/masked-diffusion-lm

Official implementation for the paper "A Cheaper and Better Diffusion Language Model with Soft-Masked Noise"

Primary LanguagePythonApache License 2.0Apache-2.0

A Cheaper and Better Diffusion Language Model with Soft-Masked Noise

This is the official implementation of the paper: A Cheaper and Better Diffusion Language Model with Soft-Masked Noise.


Usage

One needs to setup the enrironment before running the experiments.

Conda Setup:

conda install mpi4py
conda install pytorch torchvision torchaudio cudatoolkit=11.3 -c pytorch
pip install -e improved-diffusion/ 
pip install -e transformers/
pip install spacy==3.2.4
pip install datasets==1.8.0 
pip install huggingface_hub==0.4.0 
pip install wandb

Train Masked-Diffusion-LM:

cd improved-diffusion; mkdir diffusion_models;

python scripts/run_train.py --diff_steps 500 --model_arch bert --lr 0.0003 --lr_anneal_steps 400000 --seed 0 --noise_schedule sqrt --in_channel 128 --modality roc --submit no --padding_mode pad --app "--predict_xstart True --training_mode masked-diffuse-lm --roc_train ../datasets/ROCstory " --bsz 64


Decode Diffusion-LM:

mkdir generation_outputs

python scripts/batch_decode.py {path-to-diffusion-lm} -1.0 ema


Controllable Text Generation

First, train the classsifier used to guide the generation (e.g. a syntactic parser)
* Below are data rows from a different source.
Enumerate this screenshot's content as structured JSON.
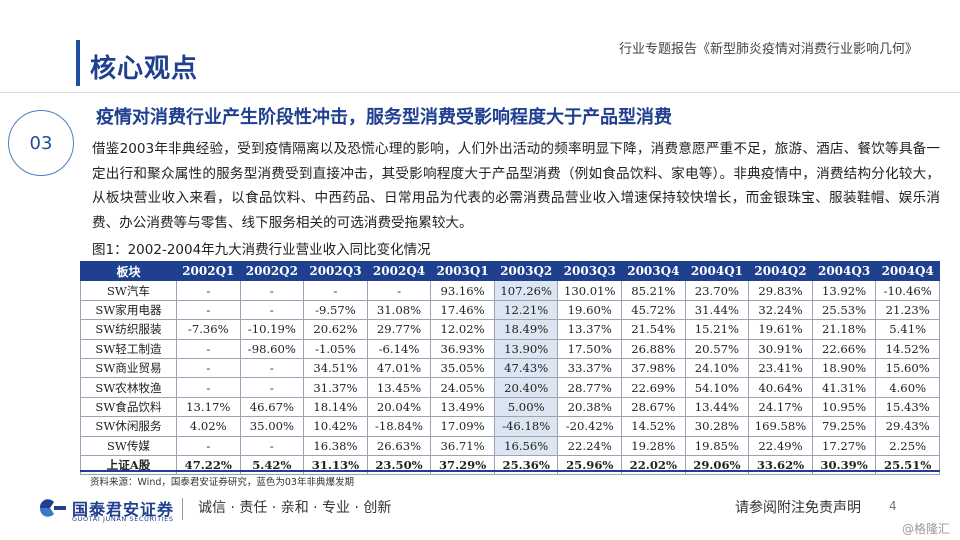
{
  "header": {
    "page_title": "核心观点",
    "report_title": "行业专题报告《新型肺炎疫情对消费行业影响几何》"
  },
  "section": {
    "number": "03",
    "heading": "疫情对消费行业产生阶段性冲击，服务型消费受影响程度大于产品型消费",
    "paragraph": "借鉴2003年非典经验，受到疫情隔离以及恐慌心理的影响，人们外出活动的频率明显下降，消费意愿严重不足，旅游、酒店、餐饮等具备一定出行和聚众属性的服务型消费受到直接冲击，其受影响程度大于产品型消费（例如食品饮料、家电等）。非典疫情中，消费结构分化较大，从板块营业收入来看，以食品饮料、中西药品、日常用品为代表的必需消费品营业收入增速保持较快增长，而金银珠宝、服装鞋帽、娱乐消费、办公消费等与零售、线下服务相关的可选消费受拖累较大。",
    "figure_caption": "图1：2002-2004年九大消费行业营业收入同比变化情况"
  },
  "table": {
    "headers": [
      "板块",
      "2002Q1",
      "2002Q2",
      "2002Q3",
      "2002Q4",
      "2003Q1",
      "2003Q2",
      "2003Q3",
      "2003Q4",
      "2004Q1",
      "2004Q2",
      "2004Q3",
      "2004Q4"
    ],
    "rows": [
      [
        "SW汽车",
        "-",
        "-",
        "-",
        "-",
        "93.16%",
        "107.26%",
        "130.01%",
        "85.21%",
        "23.70%",
        "29.83%",
        "13.92%",
        "-10.46%"
      ],
      [
        "SW家用电器",
        "-",
        "-",
        "-9.57%",
        "31.08%",
        "17.46%",
        "12.21%",
        "19.60%",
        "45.72%",
        "31.44%",
        "32.24%",
        "25.53%",
        "21.23%"
      ],
      [
        "SW纺织服装",
        "-7.36%",
        "-10.19%",
        "20.62%",
        "29.77%",
        "12.02%",
        "18.49%",
        "13.37%",
        "21.54%",
        "15.21%",
        "19.61%",
        "21.18%",
        "5.41%"
      ],
      [
        "SW轻工制造",
        "-",
        "-98.60%",
        "-1.05%",
        "-6.14%",
        "36.93%",
        "13.90%",
        "17.50%",
        "26.88%",
        "20.57%",
        "30.91%",
        "22.66%",
        "14.52%"
      ],
      [
        "SW商业贸易",
        "-",
        "-",
        "34.51%",
        "47.01%",
        "35.05%",
        "47.43%",
        "33.37%",
        "37.98%",
        "24.10%",
        "23.41%",
        "18.90%",
        "15.60%"
      ],
      [
        "SW农林牧渔",
        "-",
        "-",
        "31.37%",
        "13.45%",
        "24.05%",
        "20.40%",
        "28.77%",
        "22.69%",
        "54.10%",
        "40.64%",
        "41.31%",
        "4.60%"
      ],
      [
        "SW食品饮料",
        "13.17%",
        "46.67%",
        "18.14%",
        "20.04%",
        "13.49%",
        "5.00%",
        "20.38%",
        "28.67%",
        "13.44%",
        "24.17%",
        "10.95%",
        "15.43%"
      ],
      [
        "SW休闲服务",
        "4.02%",
        "35.00%",
        "10.42%",
        "-18.84%",
        "17.09%",
        "-46.18%",
        "-20.42%",
        "14.52%",
        "30.28%",
        "169.58%",
        "79.25%",
        "29.43%"
      ],
      [
        "SW传媒",
        "-",
        "-",
        "16.38%",
        "26.63%",
        "36.71%",
        "16.56%",
        "22.24%",
        "19.28%",
        "19.85%",
        "22.49%",
        "17.27%",
        "2.25%"
      ]
    ],
    "total_row": [
      "上证A股",
      "47.22%",
      "5.42%",
      "31.13%",
      "23.50%",
      "37.29%",
      "25.36%",
      "25.96%",
      "22.02%",
      "29.06%",
      "33.62%",
      "30.39%",
      "25.51%"
    ],
    "highlight_column": "2003Q2",
    "highlight_color": "#dce6f2",
    "header_color": "#1f3f8f"
  },
  "source_note": "资料来源：Wind，国泰君安证券研究，蓝色为03年非典爆发期",
  "footer": {
    "logo_name": "国泰君安证券",
    "logo_en": "GUOTAI JUNAN SECURITIES",
    "slogan": "诚信 · 责任 · 亲和 · 专业 · 创新",
    "disclaimer": "请参阅附注免责声明",
    "page_number": "4",
    "watermark": "@格隆汇"
  }
}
python train_run.py --experiment e2e-tgt-tree --app "--init_emb {path-to-diffusion-lm} --n_embd {16} --learned_emb yes " --pretrained_model bert-base-uncased --epoch 6 --bsz 10

Then, we can use the trained classifier to guide generation. (currently, need to update the classifier directory in scripts/infill.py. I will clean this up in the next release.)

python python scripts/infill.py --model_path {path-to-diffusion-lm} --eval_task_ 'control_tree' --use_ddim True --notes "tree_adagrad" --eta 1. --verbose pipe

Acknowledgement

Part of our codes are adapted from Diffusion-LM and Transformers.

License

This project is licensed under the Apache-2.0 License.